Women's prison in Bedford, New York

Taconic Correctional Facility is a medium/minimum security women's prison in Bedford, New York operated by the New York State DOCCS.

==Location==
Taconic is located in Westchester County, approximately fifty miles north of New York City. It lies across the street from the Bedford Hills Correctional Facility, a New York State maximum security women's prison. Despite having a Bedford Hills postal address, the prison lies just outside of the Bedford Hills census-designated place. Compared to most New York State prisons, Taconic and Bedford Hills are relatively accessible by public transportation: Metro North Railroad's Harlem line has station stops about 1.5 miles away, and the Westchester County bus system serves the area.

== Incarcerated population ==
Taconic is a designated women's prison with about 170 people incarcerated in 2021, ranging from 20 to 74 years old. Despite the designation as a women's prison, there are also nonbinary people and transgender men incarcerated there. The population of 170 represents a steep decline from 2019, when there were almost twice as many as the present number, at a count of 315. As of 2021, there were more staff at Taconic than people incarcerated New York State Department of Corrections and Community Supervision, with at least 218 staff members in 2021. This is highly unusual nationwide; New York State's ratio of prison guards to incarcerated people was highest among all fifty states in 2010.

== History ==
The facility opened in 1901 as the New York State Reformatory for Women for those ages 15 to 30. Its first director was Katherine Bement Davis, a progressive politician, prison reformer, and the first woman to earn a PhD in Economics/Political Science at the University of Chicago.

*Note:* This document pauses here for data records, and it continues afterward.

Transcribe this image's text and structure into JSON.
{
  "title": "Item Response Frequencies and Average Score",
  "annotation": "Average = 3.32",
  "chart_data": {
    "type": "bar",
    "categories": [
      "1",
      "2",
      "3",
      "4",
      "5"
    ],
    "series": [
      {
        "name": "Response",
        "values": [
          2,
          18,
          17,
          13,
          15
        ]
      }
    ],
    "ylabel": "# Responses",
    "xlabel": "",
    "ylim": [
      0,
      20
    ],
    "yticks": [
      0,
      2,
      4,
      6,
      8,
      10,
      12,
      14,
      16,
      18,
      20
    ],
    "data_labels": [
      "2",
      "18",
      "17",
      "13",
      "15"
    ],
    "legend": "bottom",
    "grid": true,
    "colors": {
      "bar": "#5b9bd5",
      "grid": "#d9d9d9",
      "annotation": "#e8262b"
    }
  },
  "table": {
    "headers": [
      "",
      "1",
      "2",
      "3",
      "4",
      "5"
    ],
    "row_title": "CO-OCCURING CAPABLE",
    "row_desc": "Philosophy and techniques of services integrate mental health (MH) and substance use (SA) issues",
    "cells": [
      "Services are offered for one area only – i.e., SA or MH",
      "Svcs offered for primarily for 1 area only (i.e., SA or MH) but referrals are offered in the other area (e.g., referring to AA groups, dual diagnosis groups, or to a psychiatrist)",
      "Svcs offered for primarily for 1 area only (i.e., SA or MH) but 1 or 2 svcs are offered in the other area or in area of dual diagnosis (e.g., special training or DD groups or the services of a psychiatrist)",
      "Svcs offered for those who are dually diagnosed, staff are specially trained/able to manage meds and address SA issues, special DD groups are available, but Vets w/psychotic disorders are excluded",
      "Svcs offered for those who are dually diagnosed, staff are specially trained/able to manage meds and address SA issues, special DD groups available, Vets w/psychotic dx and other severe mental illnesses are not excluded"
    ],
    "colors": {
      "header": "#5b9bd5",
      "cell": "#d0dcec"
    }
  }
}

The Department of Corrections took over the administration of the reformatory in 1926, and in 1933 it was merged it with the newly opened Bedford Hills Correctional Facility for Women. For the next four decades, the reformatory operated as part of Bedford Hills, still the state's only maximum-security prison for females.

In 1973, Taconic began operations as an autonomous medium-security prison. During 1971 and 1972, Bedford Hills was a correctional facility with separate male and female units. In 1973 the male inmates were transferred before the unit closed in June; the unit reopened in December as the Taconic Correctional Facility.

A cemetery on the prison's grounds has been in use since the 1920s, with about 100 graves, most of them infants and women who died at the facility. The graveyard has marked areas for Christian, Jewish and Muslim decedents. The most recent burials, in the 2010s, were for men who died while incarcerated at prisons where the graveyards had no more space for burials.